Question

Genovo Metagenome Assembly

0

Entering edit mode

5.3 years ago

MK2000 ▴ 30

Can you break up your fasta file containing all metagenomic reads into smaller, separate files and submit these smaller files separately to an assembly program? I am working with 454 data on Genovo assembler and it doesn't seem to want to take files with more than about 300 reads in them.

assembly Metagenome • 948 views

ADD COMMENT • link updated 5.3 years ago by h.mon 35k • written 5.3 years ago by MK2000 ▴ 30

1

Entering edit mode

It is highly unlikely Genovo can't deal with more than 300 reads in a file. From an old announcement:

We compare the performance of Genovo to three other short read assembly programs across one synthetic dataset and eight metagenomic datasets created using the 454 platform, the largest of which has 311k reads.

How are you running Genovo? What is the error message?

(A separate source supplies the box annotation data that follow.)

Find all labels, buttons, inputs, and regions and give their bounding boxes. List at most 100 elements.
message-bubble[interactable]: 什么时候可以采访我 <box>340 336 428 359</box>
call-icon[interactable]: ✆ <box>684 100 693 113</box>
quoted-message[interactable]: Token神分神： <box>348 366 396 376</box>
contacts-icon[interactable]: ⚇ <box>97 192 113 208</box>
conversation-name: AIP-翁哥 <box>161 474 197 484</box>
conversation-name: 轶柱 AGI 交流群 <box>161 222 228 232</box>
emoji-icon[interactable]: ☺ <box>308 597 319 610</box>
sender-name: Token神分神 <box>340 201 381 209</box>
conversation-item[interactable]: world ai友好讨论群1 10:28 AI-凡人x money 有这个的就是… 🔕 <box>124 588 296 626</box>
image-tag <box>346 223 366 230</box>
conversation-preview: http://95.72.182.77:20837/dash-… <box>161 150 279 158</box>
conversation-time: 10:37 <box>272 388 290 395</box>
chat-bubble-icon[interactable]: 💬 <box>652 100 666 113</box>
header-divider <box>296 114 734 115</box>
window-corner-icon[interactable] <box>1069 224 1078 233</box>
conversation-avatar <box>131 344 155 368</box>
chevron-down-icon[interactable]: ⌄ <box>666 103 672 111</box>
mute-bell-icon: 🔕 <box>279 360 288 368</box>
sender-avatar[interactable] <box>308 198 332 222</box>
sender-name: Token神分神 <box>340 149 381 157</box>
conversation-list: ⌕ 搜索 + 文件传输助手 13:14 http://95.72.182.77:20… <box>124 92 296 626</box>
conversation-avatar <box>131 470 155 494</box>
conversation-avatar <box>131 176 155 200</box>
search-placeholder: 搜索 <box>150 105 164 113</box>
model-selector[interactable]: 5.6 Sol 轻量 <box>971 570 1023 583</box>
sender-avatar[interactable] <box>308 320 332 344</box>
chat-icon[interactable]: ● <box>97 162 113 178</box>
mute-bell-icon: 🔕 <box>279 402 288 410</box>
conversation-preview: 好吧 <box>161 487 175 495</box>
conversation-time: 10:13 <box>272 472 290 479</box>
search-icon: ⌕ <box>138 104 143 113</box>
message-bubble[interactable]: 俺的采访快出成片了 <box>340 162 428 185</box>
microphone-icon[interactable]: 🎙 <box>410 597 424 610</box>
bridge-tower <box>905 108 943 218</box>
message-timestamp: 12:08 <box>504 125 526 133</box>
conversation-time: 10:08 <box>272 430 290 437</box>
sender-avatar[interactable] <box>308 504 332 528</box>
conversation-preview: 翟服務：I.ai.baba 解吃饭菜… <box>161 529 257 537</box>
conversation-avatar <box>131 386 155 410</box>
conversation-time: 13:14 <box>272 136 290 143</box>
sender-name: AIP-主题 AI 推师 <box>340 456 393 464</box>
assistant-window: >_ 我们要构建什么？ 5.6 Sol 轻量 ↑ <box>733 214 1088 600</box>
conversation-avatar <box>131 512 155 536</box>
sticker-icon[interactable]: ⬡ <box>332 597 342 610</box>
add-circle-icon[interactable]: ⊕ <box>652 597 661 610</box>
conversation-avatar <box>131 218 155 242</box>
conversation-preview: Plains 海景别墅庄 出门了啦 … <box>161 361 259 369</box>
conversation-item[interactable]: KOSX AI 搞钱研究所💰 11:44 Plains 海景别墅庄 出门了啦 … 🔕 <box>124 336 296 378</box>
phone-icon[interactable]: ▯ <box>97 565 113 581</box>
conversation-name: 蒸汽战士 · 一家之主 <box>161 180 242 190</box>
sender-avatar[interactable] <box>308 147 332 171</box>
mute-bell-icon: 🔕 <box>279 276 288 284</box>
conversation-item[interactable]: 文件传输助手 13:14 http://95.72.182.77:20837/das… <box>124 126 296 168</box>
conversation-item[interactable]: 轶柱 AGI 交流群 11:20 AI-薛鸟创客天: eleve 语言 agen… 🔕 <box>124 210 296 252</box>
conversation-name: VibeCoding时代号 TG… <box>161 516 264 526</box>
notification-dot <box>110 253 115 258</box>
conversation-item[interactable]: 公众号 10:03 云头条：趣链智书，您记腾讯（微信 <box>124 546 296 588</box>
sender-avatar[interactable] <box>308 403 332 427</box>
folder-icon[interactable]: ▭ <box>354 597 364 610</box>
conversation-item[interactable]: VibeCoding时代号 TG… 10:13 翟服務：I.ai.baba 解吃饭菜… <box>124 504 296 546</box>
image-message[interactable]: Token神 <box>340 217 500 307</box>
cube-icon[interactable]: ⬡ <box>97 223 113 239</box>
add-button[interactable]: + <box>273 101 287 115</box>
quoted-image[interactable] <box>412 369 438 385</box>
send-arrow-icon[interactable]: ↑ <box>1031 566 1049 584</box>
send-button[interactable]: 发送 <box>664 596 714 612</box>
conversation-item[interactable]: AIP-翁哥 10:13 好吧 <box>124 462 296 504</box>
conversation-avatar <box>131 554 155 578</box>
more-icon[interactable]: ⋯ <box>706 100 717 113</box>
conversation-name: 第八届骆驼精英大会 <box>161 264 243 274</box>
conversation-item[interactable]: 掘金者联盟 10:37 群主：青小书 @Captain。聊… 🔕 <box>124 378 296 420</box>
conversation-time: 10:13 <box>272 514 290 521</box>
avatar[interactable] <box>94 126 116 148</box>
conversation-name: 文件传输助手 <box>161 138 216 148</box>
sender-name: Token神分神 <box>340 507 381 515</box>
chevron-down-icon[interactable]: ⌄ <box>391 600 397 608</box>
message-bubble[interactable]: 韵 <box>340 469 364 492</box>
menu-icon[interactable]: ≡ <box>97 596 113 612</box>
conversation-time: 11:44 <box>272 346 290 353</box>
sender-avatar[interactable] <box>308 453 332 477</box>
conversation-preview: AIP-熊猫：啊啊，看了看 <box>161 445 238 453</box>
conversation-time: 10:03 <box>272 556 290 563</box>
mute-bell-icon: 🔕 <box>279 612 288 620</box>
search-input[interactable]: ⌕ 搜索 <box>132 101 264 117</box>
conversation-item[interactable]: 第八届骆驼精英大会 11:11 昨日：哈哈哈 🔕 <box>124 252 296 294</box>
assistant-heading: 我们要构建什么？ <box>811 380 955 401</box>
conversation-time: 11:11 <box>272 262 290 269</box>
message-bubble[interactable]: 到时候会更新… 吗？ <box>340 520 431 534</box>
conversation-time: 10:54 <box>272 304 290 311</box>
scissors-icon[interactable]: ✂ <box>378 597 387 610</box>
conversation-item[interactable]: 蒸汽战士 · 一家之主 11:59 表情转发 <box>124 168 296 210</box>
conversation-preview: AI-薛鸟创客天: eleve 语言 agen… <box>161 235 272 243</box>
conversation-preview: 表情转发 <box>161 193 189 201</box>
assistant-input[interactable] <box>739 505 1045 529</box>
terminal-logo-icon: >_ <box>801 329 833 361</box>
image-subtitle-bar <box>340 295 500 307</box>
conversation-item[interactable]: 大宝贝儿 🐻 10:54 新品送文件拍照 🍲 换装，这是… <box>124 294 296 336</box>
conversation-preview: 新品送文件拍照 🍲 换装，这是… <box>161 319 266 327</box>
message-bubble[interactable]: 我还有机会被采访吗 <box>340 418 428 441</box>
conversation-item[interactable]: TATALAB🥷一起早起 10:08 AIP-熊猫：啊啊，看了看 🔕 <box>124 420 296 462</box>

ADD REPLY • link 5.3 years ago by h.mon 35k

0

Entering edit mode

I downloaded and unpacked Genovo binaries 0.4, which I am running from my mac on a remote computer. I am using ./assemble file.fasta, but receiving the following error:

Gibbs Reads... Regular spikes. buildHash done in 0.02 seconds. 1000 2000 3000 assemble: jvAlign.cc:43: jvAlignCache::jvAlignCache(jvBase*, int): Assertion `j<100' failed. Aborted

However, it seems to work when I run it on a smaller subset of my fasta file. My file has ~800,000 reads.

ADD REPLY • link 5.3 years ago by MK2000 ▴ 30

score 1 · Answer 1 · 2019-01-12

Maybe your problem is you have sequences longer than 1000bp? From the FAQ:

Algorithm cannon handle reads with length>1000.

Anyway, you can try the approach of splitting the initial fasta into many files, then running smaller assemblies and continuing the next where the previous one stopped using the following command-line:

assemble <fasta_file> N <dump_file>

This will run Genovo for N iterations, loading the initial state from <dump_file>, where <dump_file> is the <fasta_file.dump.best> from the previous run. You can then run this until all reads have been incorporated into the assembly.